Siapa tahu menemukan sesuatu yang menarik: ada sesuatu yang berbeda dari yang lain di
sekolah itu. Bisa juga sudah agak fokus. Anak-anak “tuna” belajar bersama dalam sekolah
inklusi. Kesulitan apa yang dihadapi guru dan murid tersebut dalam pelaksanaan KBM/PBM
(jika belajar matematika bagaimana, ya?). Itu masalah yang bisa dieksplor, karena kasusnya
ada yang melek dan ada yang tuna netra. Bagaimana guru mengajari dua macam murid
sekaligus? Ada guru lain yang membantu? Bagaimana cara membantunya? Kenapa tidak
dipisah saja, hanya pada pelajaran tertentu saja digabung, misalnya pas pelajaran sejarah yang
guru hanya berceritera? Wah, pertanyaanny bisa segudang, ya!?
Penelitian deskriptif memaparkan sesuatu. Yang dipaparkan itu keadaan atau sifat sesuatu.
Prestasi belajar murid, misalnya, konsepnya (“konsep” prestasi belajar”) sudah diketahui.
Yang hendak diteliti dan dideskripsikan adalah sosoknya (tinggi rendahnya prestasi).
Motivasi kerja itu “konsep” yang sudah diketahui. Sosok motivasi kerja dosen dan karyawan
Universitas Ciung Wanara (logonya beo dan kera) belum diketahui. Karena belum dikethui,
maka diteliti (diukur; jadi kuantitatif), kemudian dideskripsikan (dipaparkan).

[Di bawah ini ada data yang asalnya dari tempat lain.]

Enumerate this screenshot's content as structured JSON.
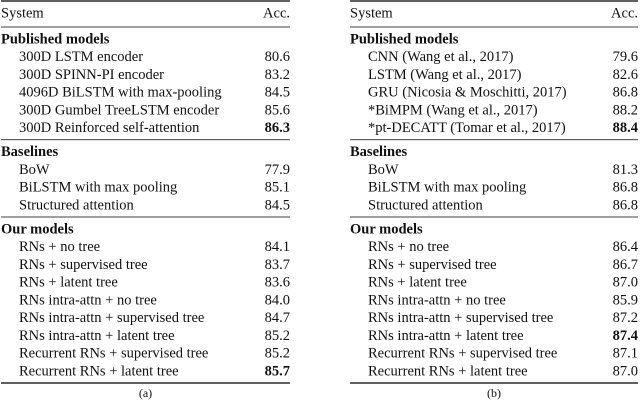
{
  "tables": [
    {
      "header": [
        "System",
        "Acc."
      ],
      "caption": "(a)",
      "sections": [
        {
          "title": "Published models",
          "rows": [
            {
              "system": "300D LSTM encoder",
              "acc": "80.6"
            },
            {
              "system": "300D SPINN-PI encoder",
              "acc": "83.2"
            },
            {
              "system": "4096D BiLSTM with max-pooling",
              "acc": "84.5"
            },
            {
              "system": "300D Gumbel TreeLSTM encoder",
              "acc": "85.6"
            },
            {
              "system": "300D Reinforced self-attention",
              "acc": "86.3",
              "bold": true
            }
          ]
        },
        {
          "title": "Baselines",
          "rows": [
            {
              "system": "BoW",
              "acc": "77.9"
            },
            {
              "system": "BiLSTM with max pooling",
              "acc": "85.1"
            },
            {
              "system": "Structured attention",
              "acc": "84.5"
            }
          ]
        },
        {
          "title": "Our models",
          "rows": [
            {
              "system": "RNs + no tree",
              "acc": "84.1"
            },
            {
              "system": "RNs + supervised tree",
              "acc": "83.7"
            },
            {
              "system": "RNs + latent tree",
              "acc": "83.6"
            },
            {
              "system": "RNs intra-attn + no tree",
              "acc": "84.0"
            },
            {
              "system": "RNs intra-attn + supervised tree",
              "acc": "84.7"
            },
            {
              "system": "RNs intra-attn + latent tree",
              "acc": "85.2"
            },
            {
              "system": "Recurrent RNs + supervised tree",
              "acc": "85.2"
            },
            {
              "system": "Recurrent RNs + latent tree",
              "acc": "85.7",
              "bold": true
            }
          ]
        }
      ]
    },
    {
      "header": [
        "System",
        "Acc."
      ],
      "caption": "(b)",
      "sections": [
        {
          "title": "Published models",
          "rows": [
            {
              "system": "CNN (Wang et al., 2017)",
              "acc": "79.6"
            },
            {
              "system": "LSTM (Wang et al., 2017)",
              "acc": "82.6"
            },
            {
              "system": "GRU (Nicosia & Moschitti, 2017)",
              "acc": "86.8"
            },
            {
              "system": "*BiMPM (Wang et al., 2017)",
              "acc": "88.2"
            },
            {
              "system": "*pt-DECATT (Tomar et al., 2017)",
              "acc": "88.4",
              "bold": true
            }
          ]
        },
        {
          "title": "Baselines",
          "rows": [
            {
              "system": "BoW",
              "acc": "81.3"
            },
            {
              "system": "BiLSTM with max pooling",
              "acc": "86.8"
            },
            {
              "system": "Structured attention",
              "acc": "86.8"
            }
          ]
        },
        {
          "title": "Our models",
          "rows": [
            {
              "system": "RNs + no tree",
              "acc": "86.4"
            },
            {
              "system": "RNs + supervised tree",
              "acc": "86.7"
            },
            {
              "system": "RNs + latent tree",
              "acc": "87.0"
            },
            {
              "system": "RNs intra-attn + no tree",
              "acc": "85.9"
            },
            {
              "system": "RNs intra-attn + supervised tree",
              "acc": "87.2"
            },
            {
              "system": "RNs intra-attn + latent tree",
              "acc": "87.4",
              "bold": true
            },
            {
              "system": "Recurrent RNs + supervised tree",
              "acc": "87.1"
            },
            {
              "system": "Recurrent RNs + latent tree",
              "acc": "87.0"
            }
          ]
        }
      ]
    }
  ]
}
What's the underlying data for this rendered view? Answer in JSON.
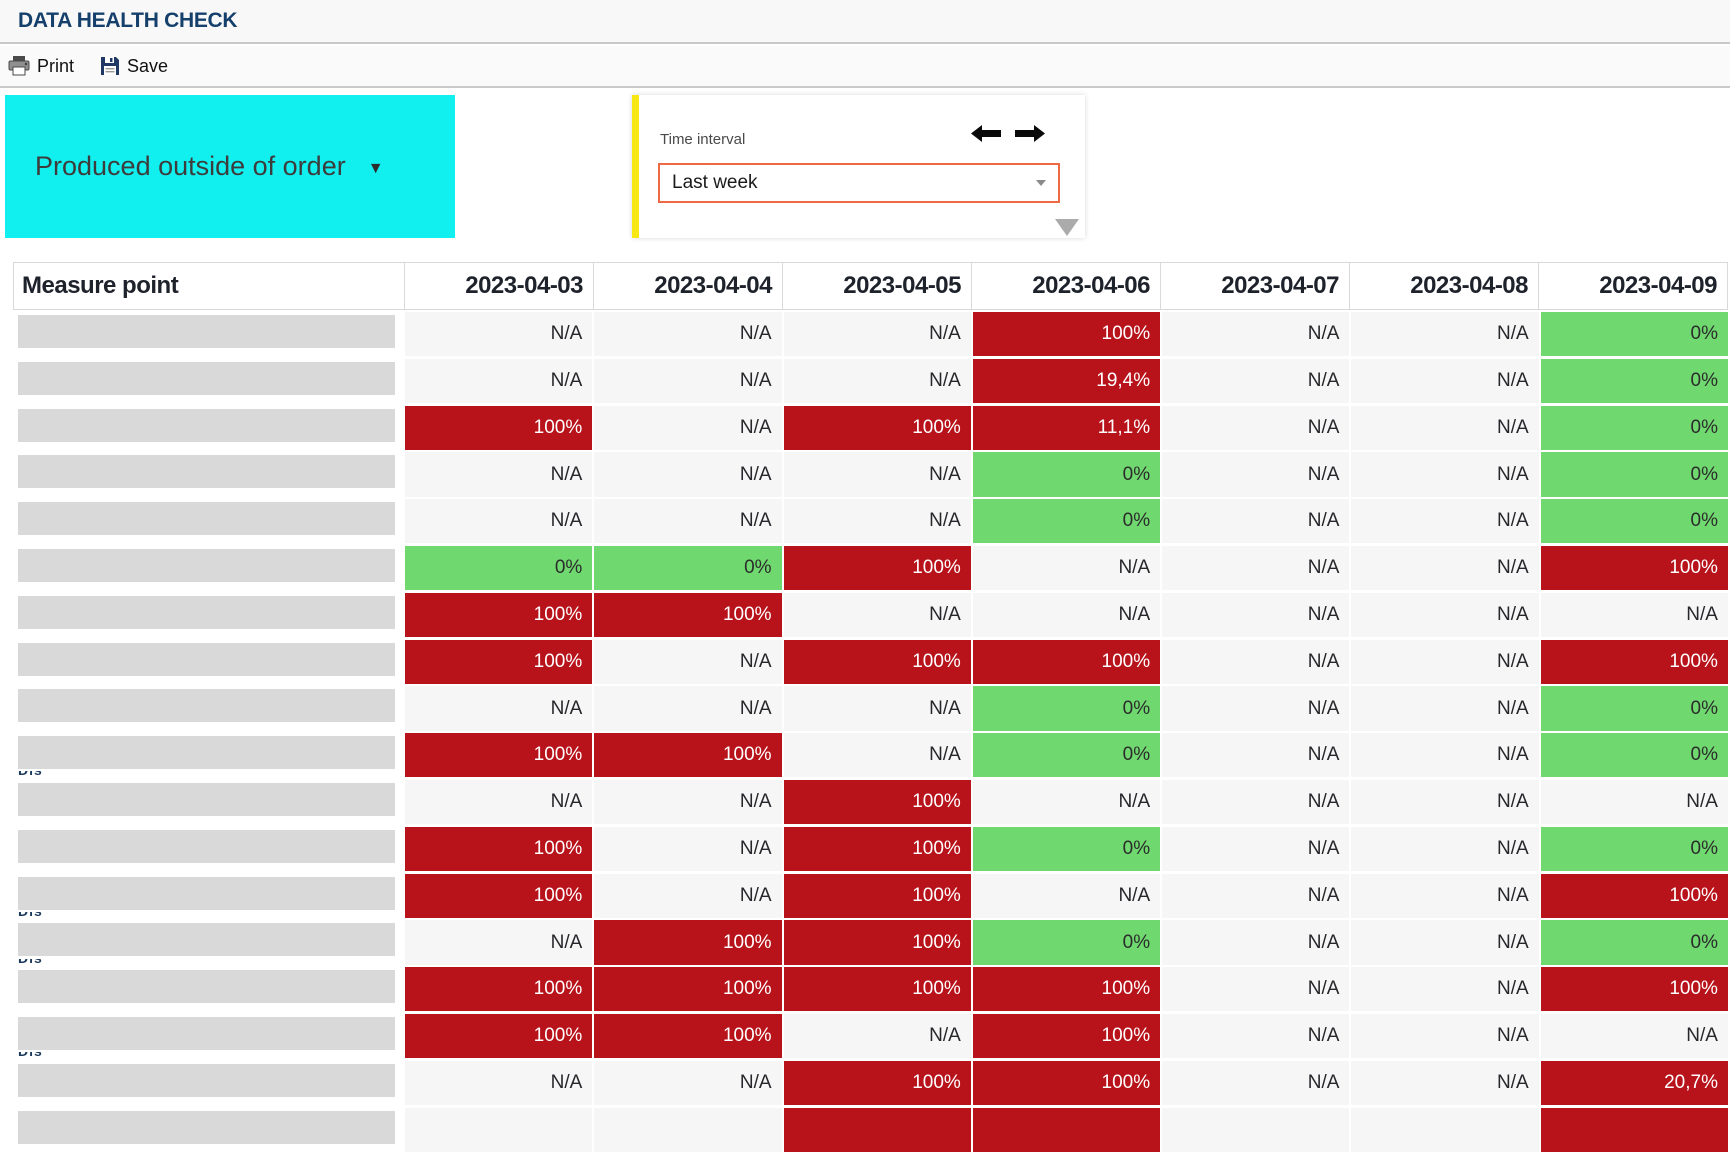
{
  "window": {
    "title": "DATA HEALTH CHECK"
  },
  "toolbar": {
    "print": "Print",
    "save": "Save"
  },
  "filter_dropdown": {
    "label": "Produced outside of order",
    "caret": "▼"
  },
  "time_interval": {
    "label": "Time interval",
    "selected_option": "Last week"
  },
  "colors": {
    "accent_cyan": "#12efef",
    "accent_yellow": "#f7e712",
    "select_border": "#ed6a45",
    "bad_red": "#b8121a",
    "good_green": "#6fd96f",
    "na_background": "#f6f6f6",
    "redaction_gray": "#d9d9d9",
    "title_navy": "#15406b"
  },
  "table": {
    "measure_point_header": "Measure point",
    "date_columns": [
      "2023-04-03",
      "2023-04-04",
      "2023-04-05",
      "2023-04-06",
      "2023-04-07",
      "2023-04-08",
      "2023-04-09"
    ],
    "rows": [
      {
        "values": [
          "N/A",
          "N/A",
          "N/A",
          "100%",
          "N/A",
          "N/A",
          "0%"
        ],
        "redacted_fragment": false
      },
      {
        "values": [
          "N/A",
          "N/A",
          "N/A",
          "19,4%",
          "N/A",
          "N/A",
          "0%"
        ],
        "redacted_fragment": false
      },
      {
        "values": [
          "100%",
          "N/A",
          "100%",
          "11,1%",
          "N/A",
          "N/A",
          "0%"
        ],
        "redacted_fragment": false
      },
      {
        "values": [
          "N/A",
          "N/A",
          "N/A",
          "0%",
          "N/A",
          "N/A",
          "0%"
        ],
        "redacted_fragment": false
      },
      {
        "values": [
          "N/A",
          "N/A",
          "N/A",
          "0%",
          "N/A",
          "N/A",
          "0%"
        ],
        "redacted_fragment": false
      },
      {
        "values": [
          "0%",
          "0%",
          "100%",
          "N/A",
          "N/A",
          "N/A",
          "100%"
        ],
        "redacted_fragment": false
      },
      {
        "values": [
          "100%",
          "100%",
          "N/A",
          "N/A",
          "N/A",
          "N/A",
          "N/A"
        ],
        "redacted_fragment": false
      },
      {
        "values": [
          "100%",
          "N/A",
          "100%",
          "100%",
          "N/A",
          "N/A",
          "100%"
        ],
        "redacted_fragment": false
      },
      {
        "values": [
          "N/A",
          "N/A",
          "N/A",
          "0%",
          "N/A",
          "N/A",
          "0%"
        ],
        "redacted_fragment": false
      },
      {
        "values": [
          "100%",
          "100%",
          "N/A",
          "0%",
          "N/A",
          "N/A",
          "0%"
        ],
        "redacted_fragment": true
      },
      {
        "values": [
          "N/A",
          "N/A",
          "100%",
          "N/A",
          "N/A",
          "N/A",
          "N/A"
        ],
        "redacted_fragment": false
      },
      {
        "values": [
          "100%",
          "N/A",
          "100%",
          "0%",
          "N/A",
          "N/A",
          "0%"
        ],
        "redacted_fragment": false
      },
      {
        "values": [
          "100%",
          "N/A",
          "100%",
          "N/A",
          "N/A",
          "N/A",
          "100%"
        ],
        "redacted_fragment": true
      },
      {
        "values": [
          "N/A",
          "100%",
          "100%",
          "0%",
          "N/A",
          "N/A",
          "0%"
        ],
        "redacted_fragment": true
      },
      {
        "values": [
          "100%",
          "100%",
          "100%",
          "100%",
          "N/A",
          "N/A",
          "100%"
        ],
        "redacted_fragment": false
      },
      {
        "values": [
          "100%",
          "100%",
          "N/A",
          "100%",
          "N/A",
          "N/A",
          "N/A"
        ],
        "redacted_fragment": true
      },
      {
        "values": [
          "N/A",
          "N/A",
          "100%",
          "100%",
          "N/A",
          "N/A",
          "20,7%"
        ],
        "redacted_fragment": false
      }
    ],
    "partial_row_pattern": [
      "na",
      "na",
      "bad",
      "bad",
      "na",
      "na",
      "bad"
    ]
  }
}
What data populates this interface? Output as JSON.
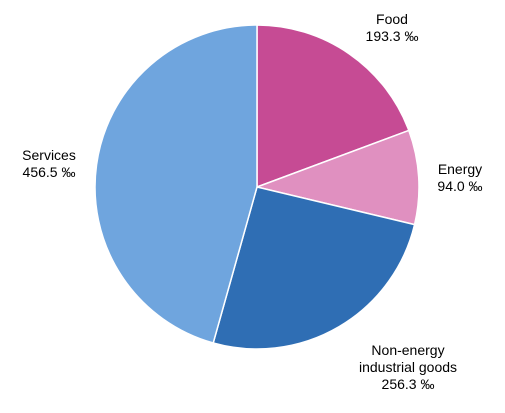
{
  "chart_data": {
    "type": "pie",
    "unit": "‰",
    "slices": [
      {
        "label": [
          "Food"
        ],
        "value": 193.3,
        "value_text": "193.3 ‰",
        "color": "#c64b94"
      },
      {
        "label": [
          "Energy"
        ],
        "value": 94.0,
        "value_text": "94.0 ‰",
        "color": "#e090c0"
      },
      {
        "label": [
          "Non-energy",
          "industrial goods"
        ],
        "value": 256.3,
        "value_text": "256.3 ‰",
        "color": "#2f6eb4"
      },
      {
        "label": [
          "Services"
        ],
        "value": 456.5,
        "value_text": "456.5 ‰",
        "color": "#6fa5de"
      }
    ],
    "start_angle": "12 o'clock",
    "direction": "clockwise",
    "legend": "none"
  }
}
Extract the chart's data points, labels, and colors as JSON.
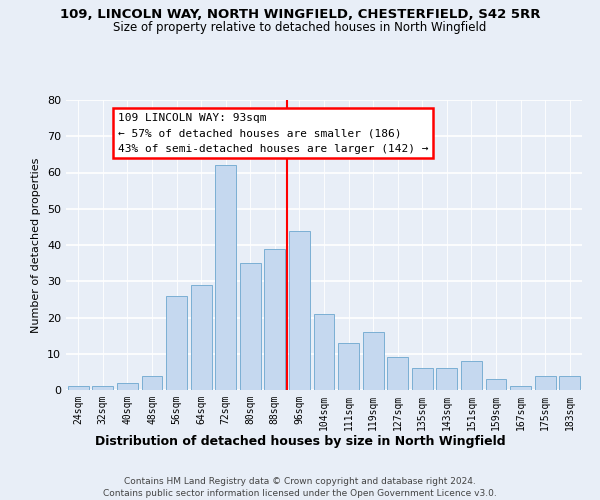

Pada penelitian eksploratif sosok sesuatu yang akan diteliti belum jelas (“binatangnya” belum
jelas). Pada penelitian deskriptif sosok sesuatunya sudah jelas, tapi sifat keadaannya yang
belum diketahui umum (“sifat dan keadaan” binatang itu belum diketahui umum). Itu inti
perbedaannya.
Ketika isu sertifikasi profesi muncul ke permukaan, apa yang dimaksudkan dengan sertifikasi
itu saja masih diperdebatkan orang. Sebagian punya pemahaman tertentu, sebagian lain
punya pemahaman lain lagi. Siapa yang melakukan sertifikasi juga macam-macam
pandangan, ada yang harus si empunya pendidikan akademik terkait, ada yang memandang
itu bagian asosiasi profesi, ada yang memandang dilakukan bersama-sama. Itu yang muncul
di media masa dan ceritera dari mulut ke mulut, ada yang berupa artikel ada pula berita para
pejabat.
Salah satu jabatan profesi adalah pustakawan. Menarik karenanya untuk digali (dieksplor)
pemahaman pustakawan dan tenaga perpustakaan mengenainya. Itu yang saya lakukan sekian
tahun yang lalu. Pustakawan yang dijadikan sampel sekedar memperoleh dari berbagai
lembaga (UNY, IAIN/UIN Sunan Kalijaga, UII, dan beberapa sekolah). Tidak banyak, tapi
cukup memberikan gambaran ragam pendapat mengenainya. Pertanyaan diajukan agak
terstruktur lewat angket semi terbuka. Ada tambahan pendapat atau pandangan yang boleh
dituliskan sebagai jawaban atau opini di luar yang dituliskan dalam angket. Laporannya
(deskriptif, kuantitatif hitung-hitung persentase yang berpendapat begini begitu) jadilah
sebagai makalah seminar “Ilmu Pendidikan” di UPI Bandung.